My first impression was that the device sure looked cool. She sent me a pair of e-Cigarettes, one white with a faux-ash looking tip, and the other matte black with a diamond-cut glass tip. She also sent along a couple of different types of cartomizers, which are the “flavor” of the e-Cig and the container for the juice they use to generate the vapor. The “body” of the e-Cigarette is simply called the battery, and it came with both a wall charger and a USB charger, which is a nice touch for any mobile electronic device.

She sent me a blueberry flavor and two that were supposed to be like tobacco – the “Wowbacco” and the “Hilton” flavors. I decided to try the Wowbacco first. I attached the cartomizer to the battery – it’s simply screwed on – and took my first drag.

I was expecting it to take a bit of suction to get anything out of it, as I’d heard that complaint before about e-Cigs, but I got pretty much just what I would from a cigar or cigarette. After a few drags, I did notice that there was a slight delay between when you started inhaling and when the vapor released, which definitely lends it an artificial feel. However, it’s really a very small delay, and it didn’t detract from the experience at all.

What surprised me most, I suppose, was that the vapor felt so light in my mouth. There was no heat or sensation of smoke, I could scarcely feel the vapor at all. The taste of this one was also very light and airy – nothing like a cigar, more like a filtered cigarette (which makes sense, given the flavor) – though it’s definitely there and quite pleasant. If anything, this flavor is a bit sweeter than I’d expect. In addition, because there’s no burning happening in the process, there’s no burning smell, no smoky smell at all. So while you get the flavor, divorced from the smoke it feels quite different than the normal smoking experience.

The vapor looks just like real smoke would, though, which is probably why the company helpfully sent along about 50 business card-sized information cards for use when questioned about it that explain the difference between an e-Cig and a regular cigarette. It informs the reader that it does not violate any of the smoking bans across the nation, ending with a polite appeal to allow the holder to continue using his e-Cigarette in the establishment – a nice touch, as I can easily see being confronted over using one of these, especially if it was a white battery with a brown cartomizer!

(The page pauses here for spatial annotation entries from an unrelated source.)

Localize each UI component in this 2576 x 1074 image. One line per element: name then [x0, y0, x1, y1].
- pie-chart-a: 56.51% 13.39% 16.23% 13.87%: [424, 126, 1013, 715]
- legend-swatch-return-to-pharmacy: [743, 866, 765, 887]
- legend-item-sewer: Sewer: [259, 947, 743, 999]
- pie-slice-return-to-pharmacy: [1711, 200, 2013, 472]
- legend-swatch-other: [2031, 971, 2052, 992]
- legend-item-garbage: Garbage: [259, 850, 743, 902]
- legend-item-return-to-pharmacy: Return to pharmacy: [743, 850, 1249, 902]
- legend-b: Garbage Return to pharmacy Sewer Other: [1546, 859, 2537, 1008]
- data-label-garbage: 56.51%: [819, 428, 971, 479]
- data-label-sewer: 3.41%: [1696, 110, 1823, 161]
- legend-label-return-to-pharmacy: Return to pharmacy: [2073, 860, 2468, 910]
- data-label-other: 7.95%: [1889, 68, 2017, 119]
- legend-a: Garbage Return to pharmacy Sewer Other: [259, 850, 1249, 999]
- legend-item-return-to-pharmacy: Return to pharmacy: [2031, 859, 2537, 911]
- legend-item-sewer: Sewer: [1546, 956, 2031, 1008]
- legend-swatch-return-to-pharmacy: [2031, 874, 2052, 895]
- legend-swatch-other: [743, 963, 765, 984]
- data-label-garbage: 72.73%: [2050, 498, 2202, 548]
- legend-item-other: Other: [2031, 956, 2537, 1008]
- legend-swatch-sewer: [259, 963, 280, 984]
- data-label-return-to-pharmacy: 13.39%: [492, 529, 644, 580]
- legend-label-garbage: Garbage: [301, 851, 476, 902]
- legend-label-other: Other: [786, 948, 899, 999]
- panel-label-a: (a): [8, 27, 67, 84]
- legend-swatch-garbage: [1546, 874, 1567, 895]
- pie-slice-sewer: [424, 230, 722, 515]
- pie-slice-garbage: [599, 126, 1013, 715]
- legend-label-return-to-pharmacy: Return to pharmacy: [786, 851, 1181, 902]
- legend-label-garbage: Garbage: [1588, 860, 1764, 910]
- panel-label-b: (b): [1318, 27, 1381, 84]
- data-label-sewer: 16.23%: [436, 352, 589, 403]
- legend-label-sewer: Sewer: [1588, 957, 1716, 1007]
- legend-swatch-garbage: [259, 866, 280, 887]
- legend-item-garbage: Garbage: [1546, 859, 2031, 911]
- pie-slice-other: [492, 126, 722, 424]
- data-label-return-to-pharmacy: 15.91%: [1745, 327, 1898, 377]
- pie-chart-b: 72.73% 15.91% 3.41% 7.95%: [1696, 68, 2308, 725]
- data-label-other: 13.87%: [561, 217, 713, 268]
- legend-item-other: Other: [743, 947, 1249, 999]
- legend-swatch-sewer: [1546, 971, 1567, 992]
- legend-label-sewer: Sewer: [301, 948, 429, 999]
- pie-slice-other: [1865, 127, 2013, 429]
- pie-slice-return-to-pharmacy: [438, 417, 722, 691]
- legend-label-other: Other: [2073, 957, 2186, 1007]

There’s also really no residual at all to the vapor – after using one for a while and setting it aside, there was no leftover smell in the air and my clothes hadn’t kept any of the odor. That immediately got my attention, because this effectively sweeps aside the need for talking about secondhand effects of any sort. Combine that with the fact that e-Cigs are so darned convenient – take a drag or two and put it back in your pocket! – and I can see the appeal of this as a cigarette alternative very easily.

After using it for a few days, though, I don’t know if I can see these as a good substitute for a cigar. The feel of the thing is just too “light,” and I really like the thicker feel of the smoke when you drag on a cigar. While neither of the flavors I tried was very much like a cigar – the Hilton was my preferred of the two, by the way – I could see them coming up with a decent cigar flavor. I just don’t know if the vapor is a good enough substitute.

Now, that doesn’t mean I don’t like it. It’s a great replacement for a cigarette, as far as I’m concerned – more or less the same experience without the drawbacks. And now that I have one, I’ll probably continue to use it periodically. There’s something to be said for the relaxation that comes from the simple act of smo— er, vaping.

Also – I just gave the other test battery to a friend of mine, so look for a follow up on that here in the near future!